Although there is a decline in the value of notes in circulation, the share of small value currency (upto Rs 100) over high value currency (Rs 500 and above) has increased considerably — both in absolute terms and as a share of the total notes in circulation.

As on March 2017, volume-wise, small value notes were 90.8% (91,037 million) as against 75.6% (68,233 million) in March 2016. The share of high-value currency has correspondingly declined to 9.2%. Although the value of the currency in circulation has declined from Rs 16.4 lakh crore (March 2016) to Rs 13.1 lakh crore (March 2017), the value of small value notes has gone up from Rs 2.2 lakh crore (share 13.6%) to Rs 3.5 lakh crore (share 26.7%).

Greater demand

Correspondingly, the share of high-value currency has come down from 86.4% to 73.3%. This change in composition must be read with the restrictions or prohibitions imposed on high-value cash transactions. For the common man, the increase in small denomination notes is a welcome step since small value notes are always in demand and are mainly used by the poor and middle class.

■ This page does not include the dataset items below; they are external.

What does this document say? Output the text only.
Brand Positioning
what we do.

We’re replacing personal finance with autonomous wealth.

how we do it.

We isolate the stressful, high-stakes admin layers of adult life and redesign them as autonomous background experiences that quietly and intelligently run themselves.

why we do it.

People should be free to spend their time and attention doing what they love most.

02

The third dimension to defend the lowering of the value of currency in circulation is a sudden increase in digitised payments, especially from the date of announcement of demonetisation. The number of point-of-sale (POS) machines post-demonetisation has increased to around 28 lakh (June 2017) from around 15 lakh in (October 2016) — an increase of 87% in eight months, and monthly transactions at POS machines rose from 141 million to 255 million — although that number began to fall in January 2017.

Monthly payments under IMPS (Immediate Payment Services) went up from 42 million to 66 million, mobile banking from 78 million to 116 million, m-wallet from 100 million to 222 million transactions (although these too began falling in January). During the demonetisation period, people shifted to digital payments out of compulsion. Today, they do it out of choice. Once people start experiencing the benefits of digital payments, they stick to them and propagate them to others. Certainly, digital payments will rise and consequently, the demand for banknotes will fall.

With a reduction in illegal cash holdings and increasing digital transactions, the present level of notes in circulation appears to be sufficient. By not increasing the banknotes in circulation, the RBI can save a lot of expenses involved in printing and distribution of banknotes. Post-demonetisation, RBI has met the legitimate demand of the public for banknotes quite well.